SANDBOX POLICY REQUIREMENTS
- Run everything under run-os-sandboxed.
- Use fixed loopback ports:
- HTTP server: 127.0.0.1:18080
- TCP proto service: 127.0.0.1:18081
- Allow network ONLY to those loopback ports (explicit ports only), for example:
- `x07 run --profile sandbox --allow-host 127.0.0.1:18080,18081 -- ...`
- Deny all external hosts.
- Allow write only to out/ for reports and metrics snapshots.

FUNCTIONAL REQUIREMENTS
A) Server:
- serve deterministic HTML pages + robots.txt + sitemap.xml
B) Crawler:
- parse and enforce robots rules
- parse sitemap and crawl discovered URLs
- extract links + visible text from HTML
- tokenize and normalize text, including unicode normalization/casefold tests
- support pattern searches:
- regex patterns
- Aho–Corasick multi-pattern search
- raw byte scanning via memchr
C) WS + gRPC framing over loopback TCP:
- implement a tiny TCP protocol where:
- client sends one WebSocket frame with an ASCII payload and receives a deterministic echo
- client sends one gRPC msg-prefix frame with an ASCII payload and receives a deterministic echo
- use `std.net.ws.frame_v1` / accessors and `std.net.grpc.msg_prefix_v1` / `std.net.grpc.msg_unprefix_v1` (framing only; no WS handshake / no gRPC service server).
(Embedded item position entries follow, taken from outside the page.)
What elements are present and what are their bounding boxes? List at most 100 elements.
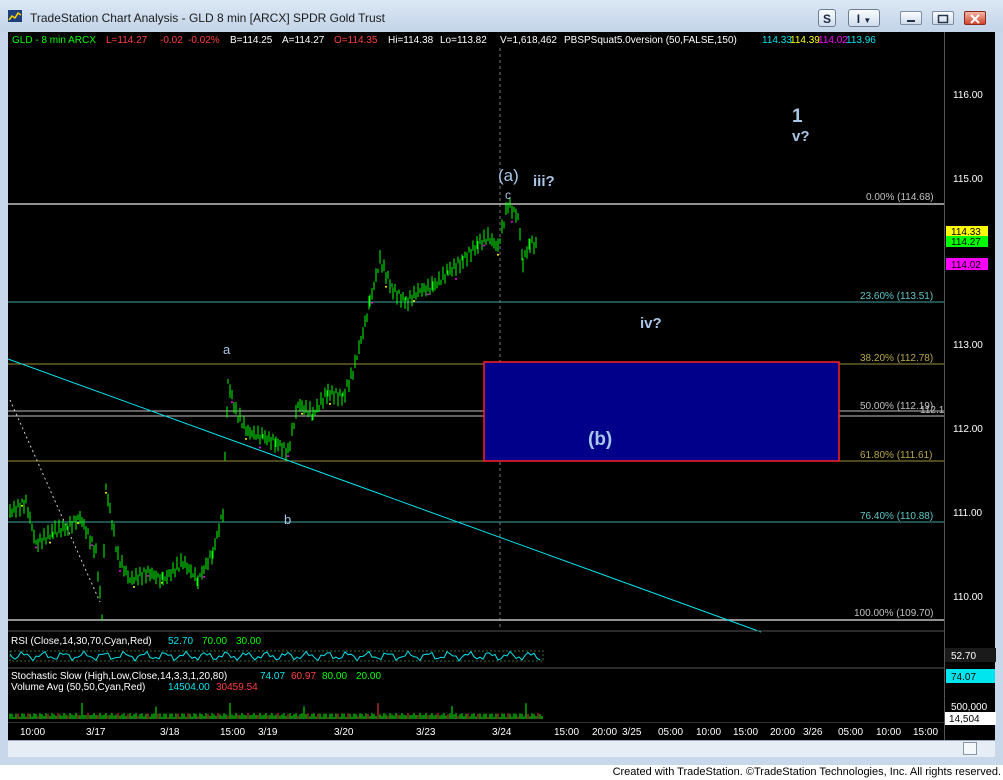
time-axis[interactable]: 10:00 3/17 3/18 15:00 3/19 3/20 3/23 3/24 15:00 2… <box>8 721 944 740</box>
time-tick-label: 3/24 <box>492 727 512 738</box>
close-button[interactable] <box>964 11 986 25</box>
volume-axis-value: 14,504 <box>949 714 980 725</box>
signal-dot <box>49 541 51 544</box>
price-tag-114-02: 114.02 <box>951 260 981 271</box>
maximize-icon <box>937 14 949 24</box>
time-tick-label: 10:00 <box>20 727 45 738</box>
signal-dot <box>133 585 135 588</box>
fib-label-100: 100.00% (109.70) <box>854 608 934 619</box>
price-tick-112: 112.00 <box>953 424 983 435</box>
wave-label-c: c <box>505 188 511 202</box>
rsi-axis-value: 52.70 <box>951 651 976 662</box>
time-tick-label: 15:00 <box>733 727 758 738</box>
price-tick-115: 115.00 <box>953 174 983 185</box>
volume-avg2: 30459.54 <box>216 682 258 693</box>
time-tick-label: 10:00 <box>696 727 721 738</box>
fib-label-0: 0.00% (114.68) <box>866 192 934 203</box>
status-last: L=114.27 <box>106 35 148 46</box>
signal-dot <box>35 546 37 549</box>
signal-dot <box>105 491 107 494</box>
time-tick-label: 20:00 <box>770 727 795 738</box>
time-tick-label: 05:00 <box>658 727 683 738</box>
status-study: PBSPSquat5.0version (50,FALSE,150) <box>564 35 737 46</box>
footer-copyright: Created with TradeStation. ©TradeStation… <box>612 766 1001 778</box>
horizontal-scrollbar[interactable] <box>8 740 995 757</box>
signal-dot <box>147 574 149 577</box>
signal-dot <box>287 455 289 458</box>
signal-dot <box>77 522 79 525</box>
rsi-oversold: 30.00 <box>236 636 261 647</box>
fib-label-382: 38.20% (112.78) <box>860 353 933 364</box>
price-scale-svg: 116.00 115.00 113.00 112.00 111.00 110.0… <box>945 90 996 725</box>
volume-label: Volume Avg (50,50,Cyan,Red) <box>11 682 145 693</box>
rsi-path <box>9 650 541 662</box>
price-tick-110: 110.00 <box>953 592 983 603</box>
signal-dot <box>497 253 499 256</box>
signal-dot <box>21 504 23 507</box>
status-change: -0.02 <box>160 35 183 46</box>
signal-dot <box>511 220 513 223</box>
volume-avg1: 14504.00 <box>168 682 210 693</box>
price-bars <box>9 198 537 621</box>
signal-dot <box>91 544 93 547</box>
status-study-v1: 114.33 <box>762 35 792 46</box>
fib-label-764: 76.40% (110.88) <box>860 511 933 522</box>
time-tick-label: 3/25 <box>622 727 642 738</box>
signal-dot <box>371 301 373 304</box>
time-tick-label: 3/26 <box>803 727 823 738</box>
maximize-button[interactable] <box>932 11 954 25</box>
status-study-v3: 114.02 <box>818 35 848 46</box>
signal-dot <box>301 412 303 415</box>
title-bar: TradeStation Chart Analysis - GLD 8 min … <box>0 0 1003 32</box>
status-low: Lo=113.82 <box>440 35 487 46</box>
minimize-icon <box>907 20 915 22</box>
wave-label-iv: iv? <box>640 315 662 332</box>
status-open: O=114.35 <box>334 35 378 46</box>
time-tick-label: 15:00 <box>913 727 938 738</box>
price-scale[interactable]: 116.00 115.00 113.00 112.00 111.00 110.0… <box>944 32 996 740</box>
stoch-k: 74.07 <box>260 671 285 682</box>
signal-dot <box>413 300 415 303</box>
signal-dot <box>259 446 261 449</box>
wave-label-b: b <box>284 512 291 527</box>
minimize-button[interactable] <box>900 11 922 25</box>
price-chart: GLD - 8 min ARCX L=114.27 -0.02 -0.02% B… <box>8 35 944 719</box>
time-tick-label: 05:00 <box>838 727 863 738</box>
time-tick-label: 15:00 <box>220 727 245 738</box>
window-title: TradeStation Chart Analysis - GLD 8 min … <box>30 11 386 25</box>
signal-dot <box>329 402 331 405</box>
time-axis-svg: 10:00 3/17 3/18 15:00 3/19 3/20 3/23 3/24 15:00 2… <box>8 721 944 738</box>
app-window: TradeStation Chart Analysis - GLD 8 min … <box>0 0 1003 765</box>
price-tick-113: 113.00 <box>953 340 983 351</box>
dropdown-arrow-icon: ▼ <box>863 16 872 25</box>
signal-dot <box>231 401 233 404</box>
symbol-link-button[interactable]: S <box>818 9 836 27</box>
chart-area[interactable]: GLD - 8 min ARCX L=114.27 -0.02 -0.02% B… <box>8 32 944 740</box>
signal-dot <box>245 437 247 440</box>
stoch-d: 60.97 <box>291 671 316 682</box>
price-tag-114-27: 114.27 <box>951 237 981 248</box>
time-tick-label: 3/19 <box>258 727 278 738</box>
volume-bars <box>9 703 543 719</box>
scroll-thumb[interactable] <box>963 742 977 755</box>
status-percent: -0.02% <box>188 35 220 46</box>
time-ticks: 10:00 3/17 3/18 15:00 3/19 3/20 3/23 3/24 15:00 2… <box>20 727 938 738</box>
footer: Created with TradeStation. ©TradeStation… <box>0 765 1003 780</box>
status-ask: A=114.27 <box>282 35 325 46</box>
volume-axis-500k: 500,000 <box>951 702 988 713</box>
status-study-v2: 114.39 <box>790 35 820 46</box>
wave-label-a-paren: (a) <box>498 166 519 185</box>
interval-button[interactable]: I ▼ <box>848 9 880 27</box>
wave-label-a: a <box>223 342 231 357</box>
target-zone-box[interactable] <box>483 361 840 462</box>
price-tick-116: 116.00 <box>953 90 983 101</box>
wave-label-1: 1 <box>792 106 803 127</box>
interval-label: I <box>856 12 861 26</box>
fib-label-618: 61.80% (111.61) <box>860 450 932 461</box>
stoch-label: Stochastic Slow (High,Low,Close,14,3,3,1… <box>11 671 227 682</box>
signal-dot <box>203 575 205 578</box>
signal-dot <box>455 277 457 280</box>
close-icon <box>970 14 980 24</box>
price-tick-111: 111.00 <box>953 508 983 519</box>
rsi-line <box>9 650 544 662</box>
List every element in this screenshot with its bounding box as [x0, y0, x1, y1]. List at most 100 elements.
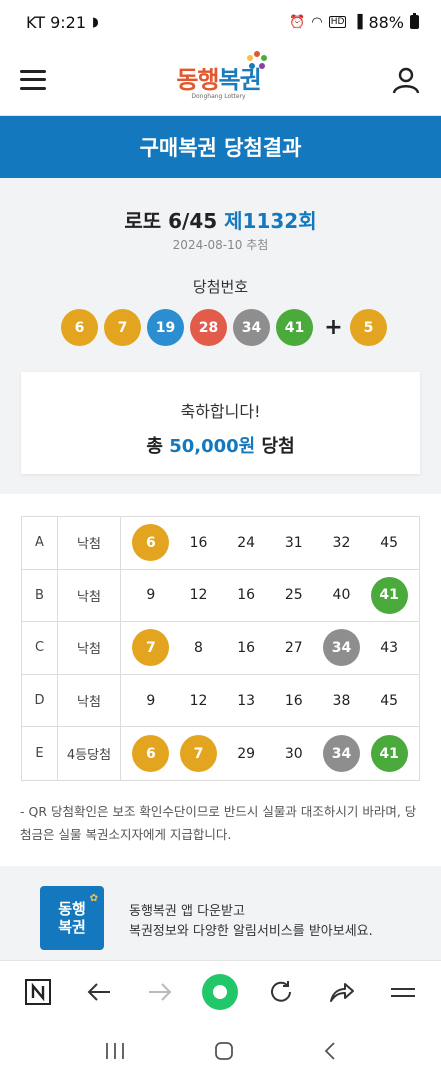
game-letter: A — [22, 517, 58, 569]
promo-text: 동행복권 앱 다운받고 복권정보와 다양한 알림서비스를 받아보세요. — [129, 904, 373, 939]
winning-ball: 7 — [104, 309, 141, 346]
game-number: 45 — [380, 534, 399, 551]
menu-icon[interactable] — [20, 69, 46, 90]
game-number: 6 — [132, 735, 170, 773]
app-icon: ✿ 동행 복권 — [40, 886, 104, 950]
logo-subtitle: Donghang Lottery — [191, 92, 246, 100]
recent-apps-icon[interactable] — [104, 1041, 126, 1061]
logo-flower-icon — [246, 50, 267, 69]
game-number: 41 — [370, 735, 408, 773]
game-number: 43 — [380, 639, 399, 656]
game-number: 12 — [189, 692, 208, 709]
game-result: 낙첨 — [58, 517, 121, 569]
game-result: 4등당첨 — [58, 727, 121, 780]
winning-numbers-label: 당첨번호 — [192, 278, 249, 296]
game-letter: B — [22, 569, 58, 622]
signal-icon: ▐ — [352, 14, 363, 30]
game-numbers: 7 8 16 27 34 43 — [121, 622, 419, 674]
winning-ball: 6 — [61, 309, 98, 346]
congrats-message: 축하합니다! — [180, 402, 261, 421]
games-table: A 낙첨 6 16 24 31 32 45 B 낙첨 9 12 16 25 40 41 C 낙첨 7 8 16 27 34 4… — [21, 516, 420, 781]
home-nav-icon[interactable] — [213, 1040, 235, 1062]
pill-icon: ◗ — [92, 14, 99, 30]
notice-text: - QR 당첨확인은 보조 확인수단이므로 반드시 실물과 대조하시기 바라며,… — [20, 804, 417, 842]
game-result: 낙첨 — [58, 622, 121, 674]
app-promo-banner[interactable]: ✿ 동행 복권 동행복권 앱 다운받고 복권정보와 다양한 알림서비스를 받아보… — [0, 866, 441, 960]
hd-icon: HD — [328, 16, 347, 28]
game-number: 41 — [370, 576, 408, 614]
plus-sign: + — [324, 315, 343, 340]
prize-total: 총 50,000원 당첨 — [146, 436, 295, 457]
game-numbers: 9 12 13 16 38 45 — [121, 675, 419, 727]
game-number: 25 — [284, 587, 303, 604]
winning-ball: 34 — [233, 309, 270, 346]
forward-button[interactable] — [140, 972, 180, 1012]
refresh-button[interactable] — [261, 972, 301, 1012]
menu-lines-icon — [390, 987, 415, 997]
game-result: 낙첨 — [58, 569, 121, 622]
draw-date: 2024-08-10 추첨 — [172, 238, 269, 252]
game-number: 9 — [146, 587, 156, 604]
game-row: E 4등당첨 6 7 29 30 34 41 — [22, 727, 419, 780]
back-button[interactable] — [79, 972, 119, 1012]
game-number: 29 — [237, 745, 256, 762]
game-row: B 낙첨 9 12 16 25 40 41 — [22, 569, 419, 623]
game-number: 8 — [194, 639, 203, 656]
battery-percent: 88% — [368, 12, 404, 32]
naver-n-button[interactable] — [18, 972, 58, 1012]
share-arrow-icon — [329, 982, 354, 1002]
arrow-right-icon — [148, 982, 172, 1001]
result-summary: 로또 6/45 제1132회 2024-08-10 추첨 당첨번호 6 7 19 28… — [0, 178, 441, 494]
game-numbers: 6 7 29 30 34 41 — [121, 727, 419, 780]
congrats-card: 축하합니다! 총 50,000원 당첨 — [21, 372, 420, 474]
page-title: 구매복권 당첨결과 — [0, 116, 441, 178]
home-button[interactable] — [200, 972, 240, 1012]
bonus-ball: 5 — [350, 309, 387, 346]
flower-icon: ✿ — [89, 893, 98, 904]
game-number: 31 — [284, 534, 303, 551]
game-number: 32 — [332, 534, 351, 551]
game-number: 24 — [237, 534, 256, 551]
browser-toolbar — [0, 960, 441, 1022]
game-number: 34 — [322, 735, 360, 773]
game-number: 7 — [132, 629, 170, 667]
game-number: 45 — [380, 692, 399, 709]
user-icon[interactable] — [391, 65, 421, 95]
game-number: 6 — [132, 524, 170, 562]
game-number: 16 — [189, 534, 208, 551]
wifi-icon: ◠ — [311, 14, 323, 30]
logo[interactable]: 동행복권 Donghang Lottery — [176, 50, 267, 100]
green-dot-icon — [202, 973, 239, 1010]
round-title: 로또 6/45 제1132회 — [124, 209, 317, 233]
game-number: 38 — [332, 692, 351, 709]
more-menu-button[interactable] — [383, 972, 423, 1012]
winning-ball: 28 — [190, 309, 227, 346]
game-result: 낙첨 — [58, 674, 121, 727]
game-number: 7 — [179, 735, 217, 773]
game-letter: C — [22, 622, 58, 674]
game-row: C 낙첨 7 8 16 27 34 43 — [22, 622, 419, 675]
winning-numbers: 6 7 19 28 34 41 +5 — [61, 309, 393, 346]
alarm-icon: ⏰ — [289, 14, 306, 30]
share-button[interactable] — [322, 972, 362, 1012]
game-row: D 낙첨 9 12 13 16 38 45 — [22, 674, 419, 728]
game-number: 16 — [237, 639, 256, 656]
app-header: 동행복권 Donghang Lottery — [0, 44, 441, 116]
refresh-icon — [271, 980, 292, 1002]
game-number: 34 — [322, 629, 360, 667]
winning-ball: 19 — [147, 309, 184, 346]
game-number: 27 — [284, 639, 303, 656]
game-number: 12 — [189, 587, 208, 604]
game-number: 16 — [284, 692, 303, 709]
system-nav-bar — [0, 1022, 441, 1080]
game-letter: E — [22, 727, 58, 780]
arrow-left-icon — [87, 982, 111, 1001]
carrier-time: KT 9:21 — [26, 12, 87, 32]
back-nav-icon[interactable] — [322, 1040, 338, 1062]
status-bar: KT 9:21 ◗ ⏰ ◠ HD ▐ 88% — [0, 0, 441, 44]
battery-icon — [410, 13, 419, 29]
game-number: 9 — [146, 692, 156, 709]
game-number: 40 — [332, 587, 351, 604]
game-number: 30 — [284, 745, 303, 762]
game-letter: D — [22, 674, 58, 727]
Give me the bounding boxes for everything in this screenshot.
D) Observability + output:
- emit structured logs and trace spans for each fetch/parse/search stage
- maintain metrics counters and export an OpenMetrics snapshot under out/
- print one canonical JSON report with:
- fetched URLs
- extracted links
- search hits
- WS/gRPC transcripts
- policy info (what was allowed)

TESTS
- A test entrypoint that uses the fixed ports above, runs the crawler against the local server, exercises the loopback WS/gRPC framing path, and asserts output stability.